Google Cloud Professional Machine Learning Engineer — Question 199
You developed a Transformer model in TensorFlow to translate text. Your training data includes millions of documents in a Cloud Storage bucket. You plan to use distributed training to reduce training time. You need to configure the training job while minimizing the effort required to modify code and to manage the cluster’s configuration. What should you do?
Answer options
- A. Create a Vertex AI custom training job with GPU accelerators for the second worker pool. Use tf.distribute.MultiWorkerMirroredStrategy for distribution.
- B. Create a Vertex AI custom distributed training job with Reduction Server. Use N1 high-memory machine type instances for the first and second pools, and use N1 high-CPU machine type instances for the third worker pool.
- C. Create a training job that uses Cloud TPU VMs. Use tf.distribute.TPUStrategy for distribution.
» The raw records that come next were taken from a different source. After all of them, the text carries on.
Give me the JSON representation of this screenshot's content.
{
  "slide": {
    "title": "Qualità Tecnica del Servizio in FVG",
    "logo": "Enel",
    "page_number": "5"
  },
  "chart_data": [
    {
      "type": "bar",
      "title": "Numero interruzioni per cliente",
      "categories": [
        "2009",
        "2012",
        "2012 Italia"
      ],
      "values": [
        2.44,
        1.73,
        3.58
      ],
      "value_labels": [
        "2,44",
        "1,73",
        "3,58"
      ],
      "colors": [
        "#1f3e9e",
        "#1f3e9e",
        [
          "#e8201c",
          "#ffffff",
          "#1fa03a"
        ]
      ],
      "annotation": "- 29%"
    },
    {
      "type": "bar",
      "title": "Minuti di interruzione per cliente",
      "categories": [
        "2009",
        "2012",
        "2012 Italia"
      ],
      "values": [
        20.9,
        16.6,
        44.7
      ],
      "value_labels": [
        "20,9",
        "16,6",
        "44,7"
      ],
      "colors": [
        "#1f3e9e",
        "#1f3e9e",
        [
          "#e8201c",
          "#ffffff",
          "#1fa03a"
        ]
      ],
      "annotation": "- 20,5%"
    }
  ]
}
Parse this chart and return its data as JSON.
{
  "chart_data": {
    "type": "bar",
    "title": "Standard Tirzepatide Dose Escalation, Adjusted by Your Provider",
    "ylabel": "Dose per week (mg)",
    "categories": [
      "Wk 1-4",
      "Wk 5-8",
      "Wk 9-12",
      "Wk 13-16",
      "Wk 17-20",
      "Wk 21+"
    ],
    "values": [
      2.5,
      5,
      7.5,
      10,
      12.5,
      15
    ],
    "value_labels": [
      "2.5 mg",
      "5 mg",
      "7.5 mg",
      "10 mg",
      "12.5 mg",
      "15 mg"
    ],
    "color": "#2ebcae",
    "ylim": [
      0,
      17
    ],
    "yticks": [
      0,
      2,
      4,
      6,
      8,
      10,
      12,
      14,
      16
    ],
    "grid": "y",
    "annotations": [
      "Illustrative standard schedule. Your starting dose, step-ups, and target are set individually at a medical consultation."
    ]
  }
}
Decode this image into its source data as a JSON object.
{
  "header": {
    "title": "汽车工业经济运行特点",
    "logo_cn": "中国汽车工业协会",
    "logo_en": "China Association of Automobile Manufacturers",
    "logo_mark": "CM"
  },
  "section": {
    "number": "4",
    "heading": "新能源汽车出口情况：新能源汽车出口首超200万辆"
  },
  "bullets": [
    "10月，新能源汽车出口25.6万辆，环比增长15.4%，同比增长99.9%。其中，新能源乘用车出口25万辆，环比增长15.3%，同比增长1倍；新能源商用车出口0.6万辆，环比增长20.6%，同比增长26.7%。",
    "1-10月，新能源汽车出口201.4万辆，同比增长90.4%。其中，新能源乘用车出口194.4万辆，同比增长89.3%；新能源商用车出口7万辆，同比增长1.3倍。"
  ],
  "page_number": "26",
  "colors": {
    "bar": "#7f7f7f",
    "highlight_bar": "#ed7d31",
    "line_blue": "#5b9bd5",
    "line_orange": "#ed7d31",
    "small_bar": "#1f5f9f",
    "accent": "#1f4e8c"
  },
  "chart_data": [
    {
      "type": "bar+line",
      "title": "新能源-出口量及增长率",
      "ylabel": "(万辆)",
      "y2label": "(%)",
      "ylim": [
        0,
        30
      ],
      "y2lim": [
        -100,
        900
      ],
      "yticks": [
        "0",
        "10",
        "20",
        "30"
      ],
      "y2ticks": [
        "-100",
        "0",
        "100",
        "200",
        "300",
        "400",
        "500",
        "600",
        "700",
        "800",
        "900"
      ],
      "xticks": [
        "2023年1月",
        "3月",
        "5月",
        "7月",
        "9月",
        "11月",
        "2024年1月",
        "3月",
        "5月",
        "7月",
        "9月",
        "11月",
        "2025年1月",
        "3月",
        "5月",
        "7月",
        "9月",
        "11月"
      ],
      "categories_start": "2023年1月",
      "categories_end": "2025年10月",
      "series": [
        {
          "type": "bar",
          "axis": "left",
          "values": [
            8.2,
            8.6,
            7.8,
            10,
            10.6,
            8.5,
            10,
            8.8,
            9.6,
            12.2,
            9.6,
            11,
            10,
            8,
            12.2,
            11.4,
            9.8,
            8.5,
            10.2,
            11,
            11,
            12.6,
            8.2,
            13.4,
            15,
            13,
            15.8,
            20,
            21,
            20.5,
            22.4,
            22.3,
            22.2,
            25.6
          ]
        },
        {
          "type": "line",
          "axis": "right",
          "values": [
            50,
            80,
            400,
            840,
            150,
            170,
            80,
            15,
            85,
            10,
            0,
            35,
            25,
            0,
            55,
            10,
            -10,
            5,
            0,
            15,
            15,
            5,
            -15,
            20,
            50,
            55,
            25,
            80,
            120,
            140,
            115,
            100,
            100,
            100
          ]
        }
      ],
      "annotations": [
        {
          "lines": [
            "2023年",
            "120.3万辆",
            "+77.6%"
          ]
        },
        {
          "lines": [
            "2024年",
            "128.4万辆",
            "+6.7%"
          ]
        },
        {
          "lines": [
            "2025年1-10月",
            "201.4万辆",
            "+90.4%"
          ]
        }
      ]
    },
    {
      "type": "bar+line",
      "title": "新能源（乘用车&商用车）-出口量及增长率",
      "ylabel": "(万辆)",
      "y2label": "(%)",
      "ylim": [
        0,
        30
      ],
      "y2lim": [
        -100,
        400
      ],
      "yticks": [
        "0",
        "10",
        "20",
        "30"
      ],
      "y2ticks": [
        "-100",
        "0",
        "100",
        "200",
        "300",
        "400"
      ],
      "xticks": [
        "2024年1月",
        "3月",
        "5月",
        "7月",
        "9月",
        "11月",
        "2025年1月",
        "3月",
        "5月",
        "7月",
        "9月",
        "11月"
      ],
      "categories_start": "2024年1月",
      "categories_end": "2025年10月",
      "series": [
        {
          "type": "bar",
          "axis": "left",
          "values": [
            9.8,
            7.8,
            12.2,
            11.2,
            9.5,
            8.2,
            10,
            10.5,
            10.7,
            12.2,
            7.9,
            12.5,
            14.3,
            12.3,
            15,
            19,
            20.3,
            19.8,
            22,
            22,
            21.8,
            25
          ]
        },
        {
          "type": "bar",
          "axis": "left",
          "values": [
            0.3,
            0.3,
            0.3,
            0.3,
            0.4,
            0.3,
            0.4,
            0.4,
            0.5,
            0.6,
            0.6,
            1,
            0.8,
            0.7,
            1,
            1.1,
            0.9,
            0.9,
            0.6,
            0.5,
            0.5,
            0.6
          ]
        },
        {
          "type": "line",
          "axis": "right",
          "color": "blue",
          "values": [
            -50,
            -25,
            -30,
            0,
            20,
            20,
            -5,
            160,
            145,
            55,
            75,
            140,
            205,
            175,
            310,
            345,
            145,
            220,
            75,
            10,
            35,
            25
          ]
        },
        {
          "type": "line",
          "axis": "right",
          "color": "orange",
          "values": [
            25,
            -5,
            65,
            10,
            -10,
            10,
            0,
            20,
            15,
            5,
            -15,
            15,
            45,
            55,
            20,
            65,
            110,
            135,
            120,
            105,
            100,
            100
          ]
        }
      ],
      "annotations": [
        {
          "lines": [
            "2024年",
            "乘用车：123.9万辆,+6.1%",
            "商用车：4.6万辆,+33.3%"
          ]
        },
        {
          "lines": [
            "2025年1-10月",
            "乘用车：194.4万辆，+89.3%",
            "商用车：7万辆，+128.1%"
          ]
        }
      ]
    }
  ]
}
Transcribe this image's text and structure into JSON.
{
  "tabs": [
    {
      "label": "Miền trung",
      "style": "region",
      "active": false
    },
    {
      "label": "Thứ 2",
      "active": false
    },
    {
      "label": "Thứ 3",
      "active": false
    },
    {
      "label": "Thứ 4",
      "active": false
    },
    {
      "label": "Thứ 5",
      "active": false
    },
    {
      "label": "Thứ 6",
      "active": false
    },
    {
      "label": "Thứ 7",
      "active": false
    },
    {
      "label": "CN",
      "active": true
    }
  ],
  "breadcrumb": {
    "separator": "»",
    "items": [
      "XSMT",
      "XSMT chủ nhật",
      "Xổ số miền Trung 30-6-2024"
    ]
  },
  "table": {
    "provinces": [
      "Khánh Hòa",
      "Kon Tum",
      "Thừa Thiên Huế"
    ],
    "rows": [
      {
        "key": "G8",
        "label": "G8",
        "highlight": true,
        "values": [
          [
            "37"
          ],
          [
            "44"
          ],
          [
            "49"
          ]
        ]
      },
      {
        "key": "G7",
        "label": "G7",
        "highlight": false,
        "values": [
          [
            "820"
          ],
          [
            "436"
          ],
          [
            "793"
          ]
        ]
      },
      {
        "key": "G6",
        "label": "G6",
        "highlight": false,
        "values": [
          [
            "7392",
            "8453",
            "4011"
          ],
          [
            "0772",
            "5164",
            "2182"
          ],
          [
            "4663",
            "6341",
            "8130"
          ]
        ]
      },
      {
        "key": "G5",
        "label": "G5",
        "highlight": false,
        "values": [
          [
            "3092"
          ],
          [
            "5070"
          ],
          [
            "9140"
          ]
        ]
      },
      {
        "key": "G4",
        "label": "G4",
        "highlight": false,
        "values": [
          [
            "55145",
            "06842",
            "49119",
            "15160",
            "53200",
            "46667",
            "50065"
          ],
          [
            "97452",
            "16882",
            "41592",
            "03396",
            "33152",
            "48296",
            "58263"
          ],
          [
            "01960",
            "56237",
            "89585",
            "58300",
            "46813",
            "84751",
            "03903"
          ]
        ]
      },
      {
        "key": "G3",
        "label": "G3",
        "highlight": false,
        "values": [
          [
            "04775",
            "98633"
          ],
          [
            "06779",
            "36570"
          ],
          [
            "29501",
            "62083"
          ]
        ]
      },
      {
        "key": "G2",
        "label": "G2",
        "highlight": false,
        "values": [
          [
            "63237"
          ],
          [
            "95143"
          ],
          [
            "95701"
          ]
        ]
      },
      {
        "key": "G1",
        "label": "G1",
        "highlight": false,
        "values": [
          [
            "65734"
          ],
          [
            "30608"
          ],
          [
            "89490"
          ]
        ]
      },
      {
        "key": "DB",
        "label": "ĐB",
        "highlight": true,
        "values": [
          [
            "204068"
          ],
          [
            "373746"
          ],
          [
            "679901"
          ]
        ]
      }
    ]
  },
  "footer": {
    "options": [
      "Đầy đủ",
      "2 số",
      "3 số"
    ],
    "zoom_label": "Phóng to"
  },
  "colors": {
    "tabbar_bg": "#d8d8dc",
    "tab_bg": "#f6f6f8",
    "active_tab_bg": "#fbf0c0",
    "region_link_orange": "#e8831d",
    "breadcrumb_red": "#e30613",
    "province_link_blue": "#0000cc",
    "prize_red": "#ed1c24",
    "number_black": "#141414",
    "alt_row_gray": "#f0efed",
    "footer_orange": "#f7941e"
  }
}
- D. Create a Vertex AI custom training job with a single worker pool of A2 GPU machine type instances. Use tf.distribute.MirroredStrategv for distribution.
Correct answer: A
Explanation
The correct answer is A because it utilizes Vertex AI's custom training capabilities with GPU accelerators and the tf.distribute.MultiWorkerMirroredStrategy, which is specifically designed for distributed training without extensive code changes. Options B and C suggest configurations that either complicate the setup or do not align with the requirement for minimizing management effort. Option D, while valid, does not leverage the efficiency of multiple worker pools as effectively as option A.